We don't expect our national road system to generate a profit, but the nation could not function without it. Similarly, the benefits from an improved rail system, including high speed rail, would provide huge economic and structural benefits, opening up regional Australia to the benefit of the affordable access.

Simon Westfold, Bittern

Wrong tax target

Scott Morrison puts forward the suggestion that "urgently needed" company tax cuts will increase productivity and that this therefore is the solution to the nation's economic woes. That would only be a plausible argument if savings from tax cuts were channelled back into the economy by way of increased innovation, production and genuine employment in Australia, but too often the benefits are sent off-shore.

Many companies' priority is to improve their own bottom line to the benefit of directors and shareholders only, with little concern for the Australian economy provided their own enterprise is doing OK. Implying that reducing tax rates to align with those of some other countries will also ensure Australia is competitive globally is both a dubious and flawed argument; tax cuts neither deliver nor guarantee the true makers of competitiveness: innovation and efficiency.

Emma Borghesi, Mount Eliza

Greedy capitalism

Regarding Malcolm Turnbull's assertion that the NBN may not make money, I find myself asking why a public company should be in the business of making money in the first place?
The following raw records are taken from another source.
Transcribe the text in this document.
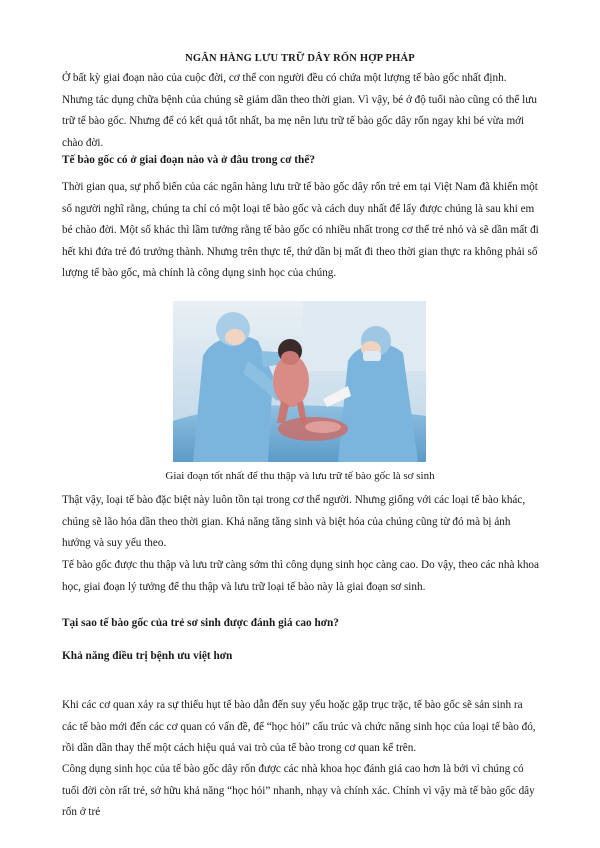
NGÂN HÀNG LƯU TRỮ DÂY RỐN HỢP PHÁP

Ở bất kỳ giai đoạn nào của cuộc đời, cơ thể con người đều có chứa một lượng tế bào gốc nhất định. Nhưng tác dụng chữa bệnh của chúng sẽ giảm dần theo thời gian. Vì vậy, bé ở độ tuổi nào cũng có thể lưu trữ tế bào gốc. Nhưng để có kết quả tốt nhất, ba mẹ nên lưu trữ tế bào gốc dây rốn ngay khi bé vừa mới chào đời.

Tế bào gốc có ở giai đoạn nào và ở đâu trong cơ thể?

Thời gian qua, sự phổ biến của các ngân hàng lưu trữ tế bào gốc dây rốn trẻ em tại Việt Nam đã khiến một số người nghĩ rằng, chúng ta chỉ có một loại tế bào gốc và cách duy nhất để lấy được chúng là sau khi em bé chào đời. Một số khác thì lầm tưởng rằng tế bào gốc có nhiều nhất trong cơ thể trẻ nhỏ và sẽ dần mất đi hết khi đứa trẻ đó trưởng thành. Nhưng trên thực tế, thứ dần bị mất đi theo thời gian thực ra không phải số lượng tế bào gốc, mà chính là công dụng sinh học của chúng.

Giai đoạn tốt nhất để thu thập và lưu trữ tế bào gốc là sơ sinh

Thật vậy, loại tế bào đặc biệt này luôn tồn tại trong cơ thể người. Nhưng giống với các loại tế bào khác, chúng sẽ lão hóa dần theo thời gian. Khả năng tăng sinh và biệt hóa của chúng cũng từ đó mà bị ảnh hưởng và suy yếu theo.

Tế bào gốc được thu thập và lưu trữ càng sớm thì công dụng sinh học càng cao. Do vậy, theo các nhà khoa học, giai đoạn lý tưởng để thu thập và lưu trữ loại tế bào này là giai đoạn sơ sinh.

Tại sao tế bào gốc của trẻ sơ sinh được đánh giá cao hơn?

Khả năng điều trị bệnh ưu việt hơn

Khi các cơ quan xảy ra sự thiếu hụt tế bào dẫn đến suy yếu hoặc gặp trục trặc, tế bào gốc sẽ sản sinh ra các tế bào mới đến các cơ quan có vấn đề, để “học hỏi” cấu trúc và chức năng sinh học của loại tế bào đó, rồi dần dần thay thế một cách hiệu quả vai trò của tế bào trong cơ quan kể trên.

Công dụng sinh học của tế bào gốc dây rốn được các nhà khoa học đánh giá cao hơn là bởi vì chúng có tuổi đời còn rất trẻ, sở hữu khả năng “học hỏi” nhanh, nhạy và chính xác. Chính vì vậy mà tế bào gốc dây rốn ở trẻ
Are we so consumed by capitalism that we can't see the societal benefits of something without that thing giving a return on the dollar?

Daniel Verberne, Croydon

AND ANOTHER THING

The NBN

Malcolm backpedals again. NBN is wonderful, oops it's costing too much – Labor's fault.

Kaye Jones, Nagambie

NBN – Not Bloody (good enough) Network?

Lauryn Plant, Jan Juc

Do it once. Do it right. Do it with fibre. Tony Windsor was correct.

Gretel Lamont, Aireys Inlet

Furthermore

Scott Morrison declares company tax cuts as urgent. As for the rest of us? Stiff!

John Cain, McCrae

Did the lost security manual have a section on how to keep your security manual secure?

Greg Curtin, Blackburn South

There is no guarantee that cutting company tax will lead to more productivity and jobs. More likely to lead to bonuses for the executives.

Marie Nash, Balwyn

So Sydneysiders are moving to Melbourne in the thousands. Finally conceded that we are No.1, at last?

Tris Raouf, Hadfield

Apparently the Victorian Rail Authority has 80 communications officers. It doesn't take that many people to say: "It's a stuff up."

Dennis Fitzgerald, Box Hill

Shouldn't a tax reduction be offered to businesses that actually pay their full rate of tax?

Joan Peverell, Malvern

Unlike so many other "pretentious wanna be famous so-called stars", Michael Ashford (Obituaries, 14/10) was a genuine Aussie hero.

Len Fagenblat, Elsternwick

Of course our consumption of antibiotics will decrease if we stop giving them to the animals we eat (Letters, 24/10). How's this for another brilliant solution? Stop eating animals.